James Pants: Welcome
Stones Throw

Open James Pants' closet and you may find yourself blinded by the multi-hued wardrobe. Tackling a rich potpourri of styles on sixteen cuts in largely convincing manner, the producer proves on Welcome that he's eminently capable of stepping beyond the shadow of Stones Throw head honcho Peanut Butter Wolf. James brings his raw shout and falsetto (abetted by singers Deon Davis and Gary Davis on three songs) and instrumental versatility (drums, keys, guitar) to smatterings of ‘80s-styled soul, funk, punk, electro, and synth-pop. We're treated to an explosive funk overture (“Theme From Paris”), robotic synth-pop (“My Tree”), and bleepy rumble that sounds like Pants riffing on Matthew Dear (“Dragonslayer”). “Crystal Lite” offers skanky synth-funk of an ‘80s vintage boosted by Deon's croon (“Baby, why you trippin' on me?”), while “Cosmic Rapp” wends a serpentine electro-funk path through a maze of drum-machine beats, vocoders, and handclaps.
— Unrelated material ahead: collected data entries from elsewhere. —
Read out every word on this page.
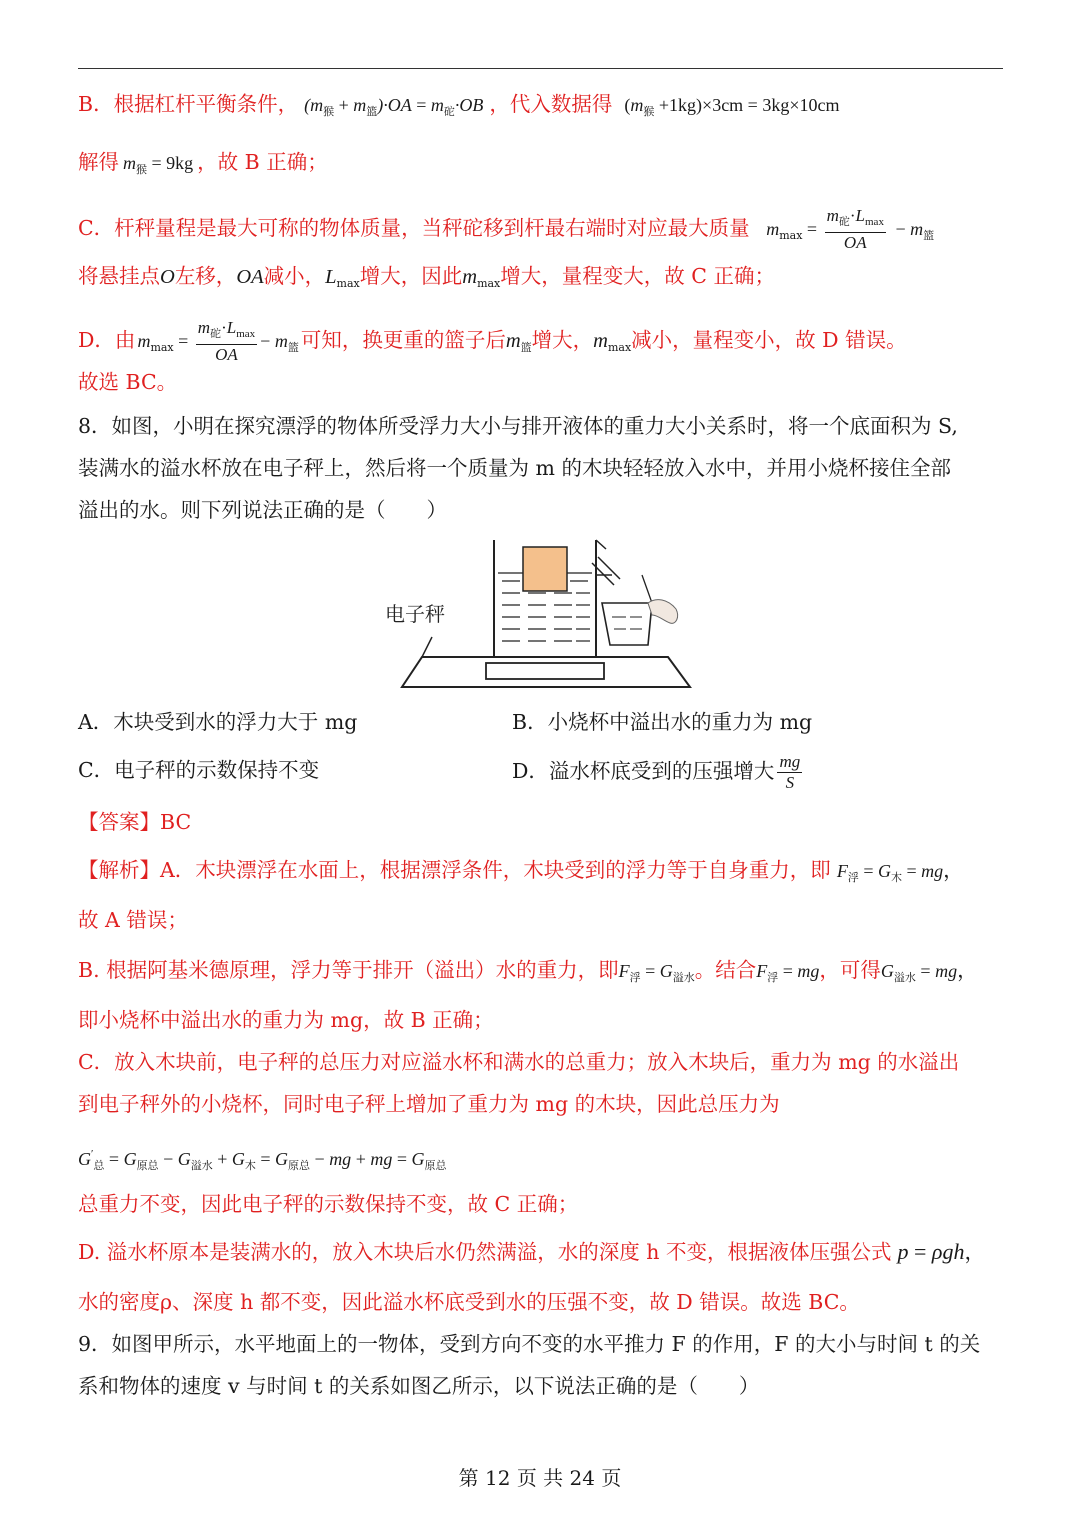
B．根据杠杆平衡条件， $(m_猴 + m_篮)\cdot OA = m_砣\cdot OB$ ，代入数据得 $(m_猴 +1kg)\times 3cm = 3kg\times 10cm$
解得 $m_猴 = 9kg$ ，故 B 正确；
C．杆秤量程是最大可称的物体质量，当秤砣移到杆最右端时对应最大质量 $m_{max} = \frac{m_砣\cdot L_{max}}{OA} - m_篮$
将悬挂点O左移，OA减小，$L_{max}$增大，因此$m_{max}$增大，量程变大，故 C 正确；
D．由 $m_{max} = \frac{m_砣\cdot L_{max}}{OA} - m_篮$可知，换更重的篮子后$m_篮$增大，$m_{max}$减小，量程变小，故 D 错误。
故选 BC。
8．如图，小明在探究漂浮的物体所受浮力大小与排开液体的重力大小关系时，将一个底面积为 S,
装满水的溢水杯放在电子秤上，然后将一个质量为 m 的木块轻轻放入水中，并用小烧杯接住全部
溢出的水。则下列说法正确的是（　　）
电子秤
A．木块受到水的浮力大于 mg	B．小烧杯中溢出水的重力为 mg
C．电子秤的示数保持不变	D．溢水杯底受到的压强增大 $\frac{mg}{S}$
【答案】BC
【解析】A．木块漂浮在水面上，根据漂浮条件，木块受到的浮力等于自身重力，即 $F_浮 = G_木$ = mg，
故 A 错误；
B. 根据阿基米德原理，浮力等于排开（溢出）水的重力，即$F_浮 = G_{溢水}$。结合$F_浮$ = mg，可得$G_{溢水}$ = mg，
即小烧杯中溢出水的重力为 mg，故 B 正确；
C．放入木块前，电子秤的总压力对应溢水杯和满水的总重力；放入木块后，重力为 mg 的水溢出
到电子秤外的小烧杯，同时电子秤上增加了重力为 mg 的木块，因此总压力为
$G'_总 = G_{原总} - G_{溢水} + G_木 = G_{原总}$ − mg + mg = $G_{原总}$
总重力不变，因此电子秤的示数保持不变，故 C 正确；
D. 溢水杯原本是装满水的，放入木块后水仍然满溢，水的深度 h 不变，根据液体压强公式 p = ρgh，
水的密度ρ、深度 h 都不变，因此溢水杯底受到水的压强不变，故 D 错误。故选 BC。
9．如图甲所示，水平地面上的一物体，受到方向不变的水平推力 F 的作用，F 的大小与时间 t 的关
系和物体的速度 v 与时间 t 的关系如图乙所示，以下说法正确的是（　　）
第 12 页 共 24 页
Best of all, “We're Through” drapes irresistible hooks over a snappy funk groove. Squeezing sixteen tunes into forty-two minutes means that even when a less satisfying track appears (e.g., the guitar-fueled banger “Finger On The Knife” or the B52s-meets-New York Dolls slam of “My Girl,” which seems little more than a lo-fi punk diversion) the moment passes quickly before we're onto something considerably tastier, like the soul-funk jams “Ka$h” and “Good Things.”